Further enraging the Gulf state population is their governments helping the U.S. bomb another Arab country; the U.S. is disliked as much as the hated dictatorial monarchies.
To complicate matters more, there are large sections of support in the Gulf states for groups like ISIS, since these governments give institutional support to religious institutions that hold an extremist interpretation of Islam.
In fact, the only thin base of popular support for these dictatorships is religion, which is why these theocratic regimes cannot wage a real war on Islamic extremism — their thin political base will not support their monarchy bombing familial-religious offshoots. Thus, Obama’s coalition of regional lackey dictatorships cannot give too much support — or support such a war too long.
The real danger of bombing Syria is expansion. Once the first bomb explodes, the logic of war takes over, usually creating a dynamic of expansion. The U.S. military uses the sanitized term “mission creep” to explain this phenomenon. And the war is already starting to creep; Obama has already bombed non-ISIS targets, which has enraged some Syrian rebels.

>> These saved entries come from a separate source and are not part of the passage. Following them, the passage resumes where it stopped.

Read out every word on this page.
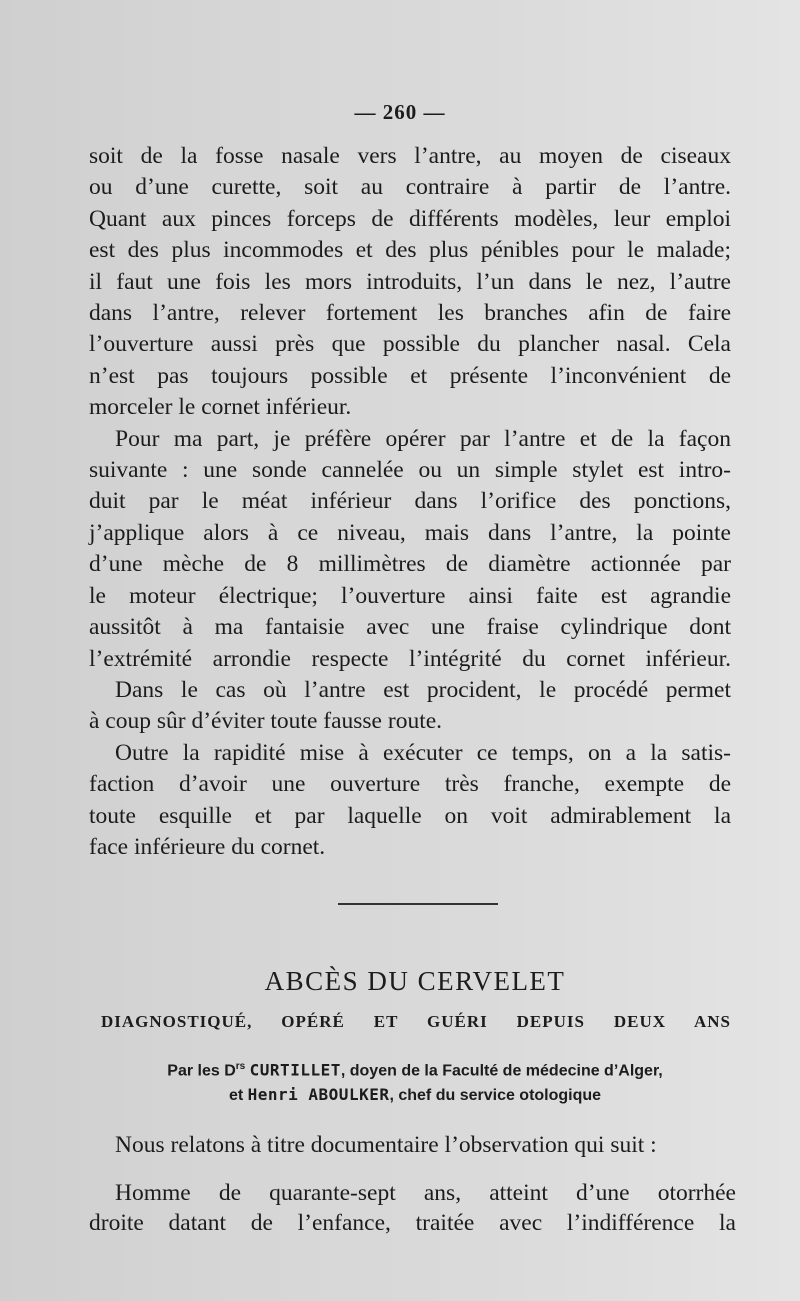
— 260 —

soit de la fosse nasale vers l’antre, au moyen de ciseaux
ou d’une curette, soit au contraire à partir de l’antre.
Quant aux pinces forceps de différents modèles, leur emploi
est des plus incommodes et des plus pénibles pour le malade;
il faut une fois les mors introduits, l’un dans le nez, l’autre
dans l’antre, relever fortement les branches afin de faire
l’ouverture aussi près que possible du plancher nasal. Cela
n’est pas toujours possible et présente l’inconvénient de
morceler le cornet inférieur.

Pour ma part, je préfère opérer par l’antre et de la façon
suivante : une sonde cannelée ou un simple stylet est intro-
duit par le méat inférieur dans l’orifice des ponctions,
j’applique alors à ce niveau, mais dans l’antre, la pointe
d’une mèche de 8 millimètres de diamètre actionnée par
le moteur électrique; l’ouverture ainsi faite est agrandie
aussitôt à ma fantaisie avec une fraise cylindrique dont
l’extrémité arrondie respecte l’intégrité du cornet inférieur.

Dans le cas où l’antre est procident, le procédé permet
à coup sûr d’éviter toute fausse route.

Outre la rapidité mise à exécuter ce temps, on a la satis-
faction d’avoir une ouverture très franche, exempte de
toute esquille et par laquelle on voit admirablement la
face inférieure du cornet.

ABCÈS DU CERVELET
DIAGNOSTIQUÉ, OPÉRÉ ET GUÉRI DEPUIS DEUX ANS
Par les $D^{rs}$ CURTILLET, doyen de la Faculté de médecine d’Alger,
et Henri ABOULKER, chef du service otologique
Nous relatons à titre documentaire l’observation qui suit :
Homme de quarante-sept ans, atteint d’une otorrhée
droite datant de l’enfance, traitée avec l’indifférence la
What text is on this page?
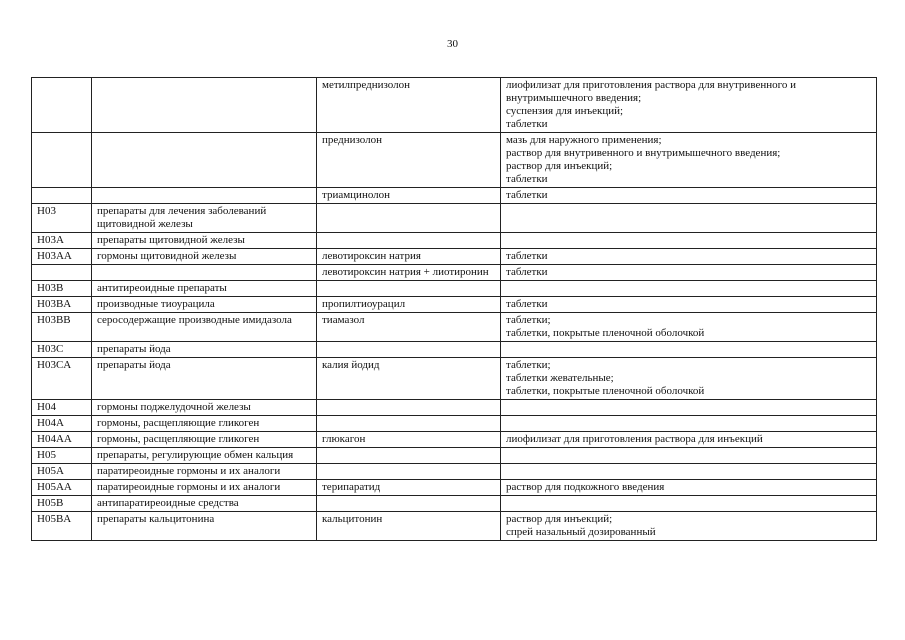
30

		метилпреднизолон	лиофилизат для приготовления раствора для внутривенного и
внутримышечного введения;
суспензия для инъекций;
таблетки

		преднизолон	мазь для наружного применения;
раствор для внутривенного и внутримышечного введения;
раствор для инъекций;
таблетки

		триамцинолон	таблетки

H03	препараты для лечения заболеваний щитовидной железы		

H03A	препараты щитовидной железы		

H03AA	гормоны щитовидной железы	левотироксин натрия	таблетки

		левотироксин натрия + лиотиронин	таблетки

H03B	антитиреоидные препараты		

H03BA	производные тиоурацила	пропилтиоурацил	таблетки

H03BB	серосодержащие производные имидазола	тиамазол	таблетки;
таблетки, покрытые пленочной оболочкой

H03C	препараты йода		

H03CA	препараты йода	калия йодид	таблетки;
таблетки жевательные;
таблетки, покрытые пленочной оболочкой

H04	гормоны поджелудочной железы		

H04A	гормоны, расщепляющие гликоген		

H04AA	гормоны, расщепляющие гликоген	глюкагон	лиофилизат для приготовления раствора для инъекций

H05	препараты, регулирующие обмен кальция		

H05A	паратиреоидные гормоны и их аналоги		

H05AA	паратиреоидные гормоны и их аналоги	терипаратид	раствор для подкожного введения

H05B	антипаратиреоидные средства		

H05BA	препараты кальцитонина	кальцитонин	раствор для инъекций;
спрей назальный дозированный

An even larger “mission creep” is easily predictable because Obama’s main strategy to fight ISIS is to arm the rebels who are fighting the Syrian government. The rebels are more interested in fighting Assad than fighting their ideological cousins.
The New York Times recently confirmed this, as they mentioned that Syrian rebels dislike ISIS, but “…ousting Mr. Assad remains their primary goal, putting them at odds with their American patrons.”
Obama himself finally admitted in his U.N. speech that targeting the Syrian government was at least half of his intention by funding the Syrian rebels:
“Together with our partners, America is training and equipping the Syrian opposition to be a counterweight to the terrorists of ISIL and the brutality of the Assad regime.”
Of course, no politician tells the U.S. public that funding the Syrian rebels is being done to attack the Syrian government.
The above New York Times article also mentioned that the U.S. is currently paying the salaries of 10,000 fighters in northern Syria. This is a mercenary army, and thus a manufactured war. The U.S. is paying 10,000 fighters while Saudi Arabia and Qatar have long been paying “rebels” to fight the Syrian government. This cash-flush Syrian mercenary army has artificially expanded the catastrophic Syrian war that Assad would have otherwise won long ago, saving tens of thousands of lives in the process.
The likelihood of “mission creep” was recently discussed by legendary Middle East journalist Robert Fisk:
“How soon… before a missile explodes in a Syrian regime weapons depot — by “mistake”, of course — or other government facilities? Since the US has decided to fund and train the so-called “moderate opposition” to fight Isis and the Syrian regime, why should it not bomb both sets of enemies?”
Fisk is, of course, correct; investing in the Syrian rebels is likely an investment in a longer-term war against the Syrian government. Now that the U.S. Congress approved $500 million in funding for the Syrian rebels, the U.S. is more likely to “come to their defense” if they engage in a large battle with the Syrian government.
The U.S. politicians understand that the intended outcome of funding the Syrian rebels is regime change, while they tell the American public that ISIS is the only target. The real agenda is quite simple: keeping the Middle East under U.S. control by any means necessary.